1. Introduction - Long Read Assembly Workshop¶
This long read assembly workshop aims to work through an entire assembly workflow including data QC, assembly, and assembly QC.
We Need More Human Genomes¶
No single genome can represent the diversity in the human population. Using a single reference genome creates reference biases, adversely affecting variant discovery, gene–disease association studies and the accuracy of genetic analyses.
The Human Pangenome Reference Consortium (HPRC) is a project funded by the National Human Genome Research Institute (USA) to sequence and assemble genomes from individuals from diverse populations in order to better represent the genomic landscape of diverse human populations.
Why Do Good Assemblies Matter?¶
You can do things with assemblies that you can't with their constituent data. And the better the assembly, the more you can do. For example, the figure below shows a region of the genome with medically relevant loci (Prader Willi) that has regions of long repeats (segmental duplications) that have high sequence similarity. The assemblies on the left use older data and assembly methods can't resolve these loci (see all the gaps), while the assemblies on the right use PacBio HiFi data and Hifiasm with trio phasing to successfully resolve these loci, revealing a likely SV in a region affected by a lack of coverage with older sequencing technology. (Porubsky et al. 2023)

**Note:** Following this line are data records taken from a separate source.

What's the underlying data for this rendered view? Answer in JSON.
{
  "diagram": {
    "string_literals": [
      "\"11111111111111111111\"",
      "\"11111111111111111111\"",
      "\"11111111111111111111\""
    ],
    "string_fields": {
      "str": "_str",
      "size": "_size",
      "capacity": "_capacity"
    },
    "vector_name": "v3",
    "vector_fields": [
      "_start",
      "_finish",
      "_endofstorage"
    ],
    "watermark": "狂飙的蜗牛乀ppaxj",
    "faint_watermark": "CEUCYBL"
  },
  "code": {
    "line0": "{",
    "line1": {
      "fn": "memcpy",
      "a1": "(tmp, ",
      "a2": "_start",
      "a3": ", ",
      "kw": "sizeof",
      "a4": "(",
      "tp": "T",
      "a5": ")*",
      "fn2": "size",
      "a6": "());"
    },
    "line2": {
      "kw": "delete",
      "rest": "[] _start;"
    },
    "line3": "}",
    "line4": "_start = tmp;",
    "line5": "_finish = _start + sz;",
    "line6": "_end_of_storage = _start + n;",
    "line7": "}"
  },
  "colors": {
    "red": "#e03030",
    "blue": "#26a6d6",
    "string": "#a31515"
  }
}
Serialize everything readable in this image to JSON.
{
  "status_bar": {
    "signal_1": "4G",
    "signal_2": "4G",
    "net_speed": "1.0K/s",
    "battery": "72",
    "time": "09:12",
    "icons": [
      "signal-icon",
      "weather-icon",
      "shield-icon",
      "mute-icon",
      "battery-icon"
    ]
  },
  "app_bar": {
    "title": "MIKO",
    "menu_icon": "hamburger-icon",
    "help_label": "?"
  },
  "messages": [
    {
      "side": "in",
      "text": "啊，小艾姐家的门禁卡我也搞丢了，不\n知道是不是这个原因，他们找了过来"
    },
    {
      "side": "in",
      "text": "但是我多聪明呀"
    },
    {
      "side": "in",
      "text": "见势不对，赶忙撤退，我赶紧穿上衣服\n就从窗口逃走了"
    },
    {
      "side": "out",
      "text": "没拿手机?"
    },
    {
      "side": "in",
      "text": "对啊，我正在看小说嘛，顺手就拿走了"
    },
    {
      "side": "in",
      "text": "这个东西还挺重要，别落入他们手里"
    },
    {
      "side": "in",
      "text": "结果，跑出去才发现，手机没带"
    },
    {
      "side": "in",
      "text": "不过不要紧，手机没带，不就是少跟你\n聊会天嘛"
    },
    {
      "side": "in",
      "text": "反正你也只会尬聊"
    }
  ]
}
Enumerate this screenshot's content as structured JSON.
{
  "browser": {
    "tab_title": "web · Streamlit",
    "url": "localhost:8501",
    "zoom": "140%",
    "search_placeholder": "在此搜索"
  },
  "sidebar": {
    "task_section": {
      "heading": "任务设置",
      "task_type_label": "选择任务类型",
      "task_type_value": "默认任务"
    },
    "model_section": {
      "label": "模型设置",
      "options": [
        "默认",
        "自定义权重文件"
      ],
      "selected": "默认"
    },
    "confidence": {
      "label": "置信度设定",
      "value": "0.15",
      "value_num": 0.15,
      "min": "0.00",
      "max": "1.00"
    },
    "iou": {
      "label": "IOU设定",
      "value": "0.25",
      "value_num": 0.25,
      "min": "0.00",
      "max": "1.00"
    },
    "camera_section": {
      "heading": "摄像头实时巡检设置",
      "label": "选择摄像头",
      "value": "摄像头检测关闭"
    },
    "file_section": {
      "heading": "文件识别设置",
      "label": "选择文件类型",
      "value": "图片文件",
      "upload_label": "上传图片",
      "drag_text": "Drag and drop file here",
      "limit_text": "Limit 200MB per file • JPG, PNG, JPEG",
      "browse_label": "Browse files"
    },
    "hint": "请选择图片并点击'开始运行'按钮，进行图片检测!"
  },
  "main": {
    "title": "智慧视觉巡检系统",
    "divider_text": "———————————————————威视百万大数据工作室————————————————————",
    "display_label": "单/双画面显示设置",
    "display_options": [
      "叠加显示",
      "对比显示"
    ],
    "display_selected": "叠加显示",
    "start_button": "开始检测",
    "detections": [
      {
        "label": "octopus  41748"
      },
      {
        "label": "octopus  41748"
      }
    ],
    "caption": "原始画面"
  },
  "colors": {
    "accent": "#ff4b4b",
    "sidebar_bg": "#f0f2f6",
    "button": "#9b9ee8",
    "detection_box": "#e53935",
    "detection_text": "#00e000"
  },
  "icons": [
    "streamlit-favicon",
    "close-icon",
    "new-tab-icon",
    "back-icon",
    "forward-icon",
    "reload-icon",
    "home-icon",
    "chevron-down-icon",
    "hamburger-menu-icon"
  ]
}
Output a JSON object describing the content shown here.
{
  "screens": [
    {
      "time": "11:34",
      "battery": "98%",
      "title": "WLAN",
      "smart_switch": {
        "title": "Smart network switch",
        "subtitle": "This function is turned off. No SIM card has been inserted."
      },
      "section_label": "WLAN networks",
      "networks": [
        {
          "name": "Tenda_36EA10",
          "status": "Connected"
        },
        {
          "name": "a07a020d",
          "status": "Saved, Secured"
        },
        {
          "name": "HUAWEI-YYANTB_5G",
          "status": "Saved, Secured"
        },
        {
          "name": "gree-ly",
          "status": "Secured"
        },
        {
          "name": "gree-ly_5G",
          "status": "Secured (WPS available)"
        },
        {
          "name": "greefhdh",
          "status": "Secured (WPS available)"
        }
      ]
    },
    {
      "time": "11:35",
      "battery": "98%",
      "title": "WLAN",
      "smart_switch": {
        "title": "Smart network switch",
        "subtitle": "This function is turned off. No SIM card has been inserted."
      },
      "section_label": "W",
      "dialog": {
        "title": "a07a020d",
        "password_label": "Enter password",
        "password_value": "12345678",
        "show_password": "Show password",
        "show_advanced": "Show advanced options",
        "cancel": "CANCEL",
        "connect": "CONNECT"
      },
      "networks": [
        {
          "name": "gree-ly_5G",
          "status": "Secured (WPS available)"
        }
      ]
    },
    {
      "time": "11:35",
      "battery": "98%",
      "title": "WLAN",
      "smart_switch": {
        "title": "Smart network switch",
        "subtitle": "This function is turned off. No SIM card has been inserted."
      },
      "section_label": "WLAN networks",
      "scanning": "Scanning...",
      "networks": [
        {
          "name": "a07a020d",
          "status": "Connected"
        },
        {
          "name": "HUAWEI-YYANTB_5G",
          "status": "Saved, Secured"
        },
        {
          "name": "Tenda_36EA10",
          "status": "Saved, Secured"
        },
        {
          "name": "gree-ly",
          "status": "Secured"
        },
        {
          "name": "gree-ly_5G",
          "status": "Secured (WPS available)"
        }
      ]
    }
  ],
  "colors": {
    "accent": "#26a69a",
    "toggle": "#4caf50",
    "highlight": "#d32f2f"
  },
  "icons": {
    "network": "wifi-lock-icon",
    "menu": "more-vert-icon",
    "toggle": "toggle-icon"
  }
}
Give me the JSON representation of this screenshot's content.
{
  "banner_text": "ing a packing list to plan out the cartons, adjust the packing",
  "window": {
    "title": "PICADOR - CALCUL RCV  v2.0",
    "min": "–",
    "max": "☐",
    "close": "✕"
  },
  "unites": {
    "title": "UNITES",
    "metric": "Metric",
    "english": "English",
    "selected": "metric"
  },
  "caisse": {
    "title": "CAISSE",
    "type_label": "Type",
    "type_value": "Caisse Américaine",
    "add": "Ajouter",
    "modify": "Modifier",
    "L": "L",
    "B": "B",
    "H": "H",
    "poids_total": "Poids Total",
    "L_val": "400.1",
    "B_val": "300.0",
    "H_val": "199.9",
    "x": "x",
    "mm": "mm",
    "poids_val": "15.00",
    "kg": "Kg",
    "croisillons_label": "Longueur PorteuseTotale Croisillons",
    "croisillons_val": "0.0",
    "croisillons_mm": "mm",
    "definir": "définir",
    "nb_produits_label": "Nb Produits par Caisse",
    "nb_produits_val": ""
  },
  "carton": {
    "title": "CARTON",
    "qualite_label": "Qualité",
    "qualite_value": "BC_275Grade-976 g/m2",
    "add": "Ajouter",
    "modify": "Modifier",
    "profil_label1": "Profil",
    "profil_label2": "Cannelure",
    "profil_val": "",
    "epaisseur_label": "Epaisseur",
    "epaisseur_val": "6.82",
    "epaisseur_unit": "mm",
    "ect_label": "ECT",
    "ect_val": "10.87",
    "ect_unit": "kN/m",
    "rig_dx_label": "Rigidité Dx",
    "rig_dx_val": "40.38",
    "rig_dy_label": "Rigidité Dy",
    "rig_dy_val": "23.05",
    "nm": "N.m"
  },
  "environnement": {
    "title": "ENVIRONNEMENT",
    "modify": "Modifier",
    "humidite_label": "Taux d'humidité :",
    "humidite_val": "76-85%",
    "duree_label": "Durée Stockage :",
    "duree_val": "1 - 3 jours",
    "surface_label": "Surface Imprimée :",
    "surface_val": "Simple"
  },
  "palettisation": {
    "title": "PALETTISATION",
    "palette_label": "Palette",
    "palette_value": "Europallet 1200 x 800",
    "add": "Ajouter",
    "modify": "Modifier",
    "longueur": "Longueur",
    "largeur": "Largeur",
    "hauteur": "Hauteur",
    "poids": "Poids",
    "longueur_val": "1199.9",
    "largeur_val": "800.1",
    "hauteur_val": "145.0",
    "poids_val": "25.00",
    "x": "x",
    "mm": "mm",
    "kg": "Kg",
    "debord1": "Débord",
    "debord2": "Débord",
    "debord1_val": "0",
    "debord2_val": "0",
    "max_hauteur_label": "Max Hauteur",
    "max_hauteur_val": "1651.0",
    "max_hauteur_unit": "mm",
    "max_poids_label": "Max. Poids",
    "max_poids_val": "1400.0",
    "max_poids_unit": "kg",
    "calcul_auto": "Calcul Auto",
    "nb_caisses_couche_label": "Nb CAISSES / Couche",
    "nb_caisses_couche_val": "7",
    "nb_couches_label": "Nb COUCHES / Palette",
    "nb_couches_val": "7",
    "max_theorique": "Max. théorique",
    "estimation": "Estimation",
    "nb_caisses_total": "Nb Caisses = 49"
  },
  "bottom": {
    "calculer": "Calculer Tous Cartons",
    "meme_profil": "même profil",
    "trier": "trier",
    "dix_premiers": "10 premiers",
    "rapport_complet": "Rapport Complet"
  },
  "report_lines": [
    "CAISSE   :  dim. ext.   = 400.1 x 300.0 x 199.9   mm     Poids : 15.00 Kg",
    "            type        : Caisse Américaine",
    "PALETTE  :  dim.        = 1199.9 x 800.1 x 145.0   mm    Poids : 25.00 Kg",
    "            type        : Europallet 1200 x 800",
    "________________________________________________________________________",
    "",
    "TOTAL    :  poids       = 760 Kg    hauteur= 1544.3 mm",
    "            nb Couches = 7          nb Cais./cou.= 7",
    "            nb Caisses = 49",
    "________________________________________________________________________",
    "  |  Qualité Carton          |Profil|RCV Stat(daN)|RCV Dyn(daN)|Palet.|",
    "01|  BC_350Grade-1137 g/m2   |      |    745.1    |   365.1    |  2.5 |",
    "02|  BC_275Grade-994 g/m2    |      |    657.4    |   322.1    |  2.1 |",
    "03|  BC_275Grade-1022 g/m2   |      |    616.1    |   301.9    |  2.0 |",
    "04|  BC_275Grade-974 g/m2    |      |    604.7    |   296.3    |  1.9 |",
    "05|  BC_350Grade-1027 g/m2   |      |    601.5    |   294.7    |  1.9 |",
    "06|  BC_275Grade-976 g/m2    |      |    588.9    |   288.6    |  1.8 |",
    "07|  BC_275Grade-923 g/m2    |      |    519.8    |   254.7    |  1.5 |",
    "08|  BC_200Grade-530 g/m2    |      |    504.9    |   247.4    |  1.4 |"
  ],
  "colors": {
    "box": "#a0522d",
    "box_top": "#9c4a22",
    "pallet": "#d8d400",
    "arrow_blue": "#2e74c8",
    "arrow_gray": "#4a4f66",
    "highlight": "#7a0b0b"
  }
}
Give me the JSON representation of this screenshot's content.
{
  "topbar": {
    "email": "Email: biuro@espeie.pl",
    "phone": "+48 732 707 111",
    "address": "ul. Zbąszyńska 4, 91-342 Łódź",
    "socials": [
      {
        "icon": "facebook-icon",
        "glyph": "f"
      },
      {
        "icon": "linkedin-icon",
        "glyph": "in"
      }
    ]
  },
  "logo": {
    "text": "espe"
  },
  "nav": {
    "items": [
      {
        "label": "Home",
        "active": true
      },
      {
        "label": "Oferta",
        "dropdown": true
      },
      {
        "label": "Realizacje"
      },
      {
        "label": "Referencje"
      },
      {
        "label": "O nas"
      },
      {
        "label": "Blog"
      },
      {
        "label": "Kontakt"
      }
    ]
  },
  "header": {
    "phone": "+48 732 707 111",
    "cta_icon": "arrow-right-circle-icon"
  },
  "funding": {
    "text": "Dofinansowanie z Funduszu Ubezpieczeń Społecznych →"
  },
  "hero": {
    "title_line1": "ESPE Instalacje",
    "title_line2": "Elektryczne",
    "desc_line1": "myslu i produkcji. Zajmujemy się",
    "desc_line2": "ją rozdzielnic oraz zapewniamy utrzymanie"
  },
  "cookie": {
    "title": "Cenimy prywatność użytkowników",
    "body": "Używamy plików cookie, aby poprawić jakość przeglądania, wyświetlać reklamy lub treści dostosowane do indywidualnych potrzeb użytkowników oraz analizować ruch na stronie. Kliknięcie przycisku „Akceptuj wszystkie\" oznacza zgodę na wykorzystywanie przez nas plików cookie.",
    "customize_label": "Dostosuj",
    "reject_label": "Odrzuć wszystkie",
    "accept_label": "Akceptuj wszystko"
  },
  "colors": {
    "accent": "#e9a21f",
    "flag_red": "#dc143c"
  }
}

In this workshop, we will show you how to make assemblies with PacBio HiFi data, but we will also add in ultra-long Oxford Nanopore reads. The resulting assemblies will just as good as, if not better than, the assemblies shown on the right in the above image.
Assembly Workflows & Our Approach¶
The approach we take in this workshop will reflect a normal assembly workflow.
On day one, we will learn about the type of data that goes into current assemblers. On day two, we will use two of the most popular and powerful assemblers currently available. And on day three, we will take a look at the assemblies to assess their quality and see what we can do with them.